Tuesday 6 December 2016

Tairis update: New page

It's been almost a year since I overhauled and updated the Tairis site, which was much-needed and very belated after a catastrophic outage that pretty much broke everything (while I was on holiday, no less...).

So last year, when I was updating and re-coding every single damn footnote by hand (never have I regretted my attempts at being thorough in my research more!), I decided that there was one page that wasn't really serving much purpose anymore – the "Article Downloads" page. I decided not to bother including it.

When I first made the page, there was no such this as academia.edu and JSTOR didn't offer public access, so finding decent articles freely available to read was something of a rarity. As such, I figured it would be useful to make a list of articles I'd found that might be of interest to my fellow Gaelic Polytheists. By the time I got to updating the site last year, I figured there was so much more that was available now, it was too much of a big job to try and maintain that page.

Since then, I've had a change of heart – not least because I've been reading some new publications that I've been really enjoying. In particular, I've been lucky enough to get a review copy of Mark Williams's new book Ireland's Immortals: A History of the Gods of Irish Myth (and I'll be reviewing it in due course), which has resulted in my spending a small fortune on even more books for my already over-stuffed bookshelves, alongside some furious googling to see if I can find some of the articles that are referenced in the footnotes (I've sadly not been as successful as I'd hoped to be...). At a certain point, it became clear that a new list of articles was going to be useful to me, so I figured might as well make a new one for the website.

So here it is: Articles.

I can't exactly call it "Article Downloads" anymore because the nature of JSTOR's open access is that you can view, but you can't keep, the articles that are made available to you. It's still an amazing resource, though, and signing up for a free account is easy enough (or it was when I did it...).

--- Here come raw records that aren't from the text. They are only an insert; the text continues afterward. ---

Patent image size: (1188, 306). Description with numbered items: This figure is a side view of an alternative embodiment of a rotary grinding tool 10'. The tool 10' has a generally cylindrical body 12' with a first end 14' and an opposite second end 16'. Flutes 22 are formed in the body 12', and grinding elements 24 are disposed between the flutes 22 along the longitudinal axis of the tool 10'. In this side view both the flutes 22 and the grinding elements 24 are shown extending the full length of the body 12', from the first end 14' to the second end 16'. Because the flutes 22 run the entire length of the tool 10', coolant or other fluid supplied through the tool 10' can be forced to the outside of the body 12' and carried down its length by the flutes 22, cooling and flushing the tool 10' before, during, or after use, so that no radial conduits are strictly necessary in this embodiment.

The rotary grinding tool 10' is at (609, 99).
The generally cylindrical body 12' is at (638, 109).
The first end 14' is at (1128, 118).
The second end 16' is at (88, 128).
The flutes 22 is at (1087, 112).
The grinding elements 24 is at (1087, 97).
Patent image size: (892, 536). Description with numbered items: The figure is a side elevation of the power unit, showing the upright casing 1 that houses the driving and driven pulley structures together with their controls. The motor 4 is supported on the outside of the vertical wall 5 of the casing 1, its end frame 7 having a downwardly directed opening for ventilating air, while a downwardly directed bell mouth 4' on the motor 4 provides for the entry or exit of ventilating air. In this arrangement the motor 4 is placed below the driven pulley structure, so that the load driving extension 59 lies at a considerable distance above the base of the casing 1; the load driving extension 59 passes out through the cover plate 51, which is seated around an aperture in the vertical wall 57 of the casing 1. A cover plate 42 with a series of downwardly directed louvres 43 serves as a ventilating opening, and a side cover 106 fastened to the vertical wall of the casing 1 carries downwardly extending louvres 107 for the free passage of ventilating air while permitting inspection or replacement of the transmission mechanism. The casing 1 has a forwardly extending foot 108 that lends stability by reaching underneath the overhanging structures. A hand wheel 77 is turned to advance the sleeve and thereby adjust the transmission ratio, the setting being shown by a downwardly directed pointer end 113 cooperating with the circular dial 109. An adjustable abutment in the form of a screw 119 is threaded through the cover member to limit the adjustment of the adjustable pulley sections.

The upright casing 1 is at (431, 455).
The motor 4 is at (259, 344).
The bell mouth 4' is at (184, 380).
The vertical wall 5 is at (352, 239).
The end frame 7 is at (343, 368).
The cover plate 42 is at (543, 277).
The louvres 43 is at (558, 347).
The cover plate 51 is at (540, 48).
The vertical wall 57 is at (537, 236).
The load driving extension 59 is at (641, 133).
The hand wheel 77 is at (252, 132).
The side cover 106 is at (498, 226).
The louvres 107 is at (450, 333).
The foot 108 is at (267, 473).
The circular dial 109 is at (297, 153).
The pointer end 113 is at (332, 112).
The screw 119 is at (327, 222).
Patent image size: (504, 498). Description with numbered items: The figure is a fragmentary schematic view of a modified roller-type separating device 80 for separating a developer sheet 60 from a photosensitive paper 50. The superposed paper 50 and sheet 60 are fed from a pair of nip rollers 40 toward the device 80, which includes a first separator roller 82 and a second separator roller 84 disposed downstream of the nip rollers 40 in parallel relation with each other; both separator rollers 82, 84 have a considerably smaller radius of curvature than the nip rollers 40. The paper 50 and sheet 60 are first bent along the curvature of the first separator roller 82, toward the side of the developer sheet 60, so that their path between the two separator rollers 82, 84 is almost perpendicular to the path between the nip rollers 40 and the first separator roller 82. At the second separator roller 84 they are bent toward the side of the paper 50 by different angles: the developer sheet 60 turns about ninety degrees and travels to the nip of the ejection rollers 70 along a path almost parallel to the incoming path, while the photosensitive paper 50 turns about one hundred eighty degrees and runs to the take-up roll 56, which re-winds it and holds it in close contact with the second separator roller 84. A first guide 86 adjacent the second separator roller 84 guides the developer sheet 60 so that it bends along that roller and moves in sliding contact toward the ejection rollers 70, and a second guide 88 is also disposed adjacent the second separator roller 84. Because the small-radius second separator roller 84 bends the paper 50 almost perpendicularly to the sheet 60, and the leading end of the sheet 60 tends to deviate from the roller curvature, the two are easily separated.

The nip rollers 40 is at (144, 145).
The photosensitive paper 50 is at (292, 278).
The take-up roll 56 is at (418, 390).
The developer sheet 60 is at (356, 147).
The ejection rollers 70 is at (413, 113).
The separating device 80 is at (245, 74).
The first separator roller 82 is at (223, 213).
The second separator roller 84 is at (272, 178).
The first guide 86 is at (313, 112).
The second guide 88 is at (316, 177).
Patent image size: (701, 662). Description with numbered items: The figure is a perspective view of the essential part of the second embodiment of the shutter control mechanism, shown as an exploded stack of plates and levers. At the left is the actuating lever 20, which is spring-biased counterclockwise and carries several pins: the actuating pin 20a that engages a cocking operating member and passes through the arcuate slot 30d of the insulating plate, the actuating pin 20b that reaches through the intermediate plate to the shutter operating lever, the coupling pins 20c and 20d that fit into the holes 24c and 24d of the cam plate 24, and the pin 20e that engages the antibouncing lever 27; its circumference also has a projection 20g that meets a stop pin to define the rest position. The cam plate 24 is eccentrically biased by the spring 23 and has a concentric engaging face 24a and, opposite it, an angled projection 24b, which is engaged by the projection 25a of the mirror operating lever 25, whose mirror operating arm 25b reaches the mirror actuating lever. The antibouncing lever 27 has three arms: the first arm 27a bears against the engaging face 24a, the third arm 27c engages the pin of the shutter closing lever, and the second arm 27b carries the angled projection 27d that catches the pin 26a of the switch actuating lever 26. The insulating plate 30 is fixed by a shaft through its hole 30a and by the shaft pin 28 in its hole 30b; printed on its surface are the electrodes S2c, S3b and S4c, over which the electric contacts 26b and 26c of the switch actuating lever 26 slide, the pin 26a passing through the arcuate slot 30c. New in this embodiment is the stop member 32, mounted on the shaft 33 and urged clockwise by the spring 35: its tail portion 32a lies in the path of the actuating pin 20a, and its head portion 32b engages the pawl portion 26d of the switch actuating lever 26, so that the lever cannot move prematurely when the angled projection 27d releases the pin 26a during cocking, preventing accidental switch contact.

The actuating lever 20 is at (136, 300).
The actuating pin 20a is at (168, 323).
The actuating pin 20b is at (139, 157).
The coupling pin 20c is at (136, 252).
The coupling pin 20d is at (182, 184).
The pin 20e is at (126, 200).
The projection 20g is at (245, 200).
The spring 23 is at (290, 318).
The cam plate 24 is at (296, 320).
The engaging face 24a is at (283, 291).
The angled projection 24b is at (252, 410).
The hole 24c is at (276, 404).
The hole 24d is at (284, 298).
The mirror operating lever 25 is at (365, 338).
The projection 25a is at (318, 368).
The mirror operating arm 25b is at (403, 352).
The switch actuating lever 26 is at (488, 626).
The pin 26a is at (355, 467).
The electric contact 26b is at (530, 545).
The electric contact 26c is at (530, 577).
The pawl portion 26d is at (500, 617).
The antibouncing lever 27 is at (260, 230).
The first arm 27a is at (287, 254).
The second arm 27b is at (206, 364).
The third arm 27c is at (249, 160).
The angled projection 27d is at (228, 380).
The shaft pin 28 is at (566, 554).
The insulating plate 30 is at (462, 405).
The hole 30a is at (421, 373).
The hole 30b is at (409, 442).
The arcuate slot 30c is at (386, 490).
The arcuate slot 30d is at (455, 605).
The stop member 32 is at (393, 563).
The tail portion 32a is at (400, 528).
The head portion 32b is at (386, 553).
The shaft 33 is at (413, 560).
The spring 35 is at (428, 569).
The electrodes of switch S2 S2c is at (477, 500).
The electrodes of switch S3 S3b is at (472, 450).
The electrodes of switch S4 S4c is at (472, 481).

There are plenty of articles that I would recommend and list on the page, but I'm unable to. Unfortunately, not everything is freely available to read online if you don't have access via an academic institution; journals like Celtica, Peritia, Studia Celtica, Éigse, and Zeitschrift für celtische Philologie frustratingly don't offer much, if anything, to the great unwashed like me and most of you... For the remainder that is available, I've been pretty selective in my listing. I try to make sure that what's there is reliable and useful, and there's a lot more out there that isn't so reliable. If there's something you think is missing then I'd love to hear from you!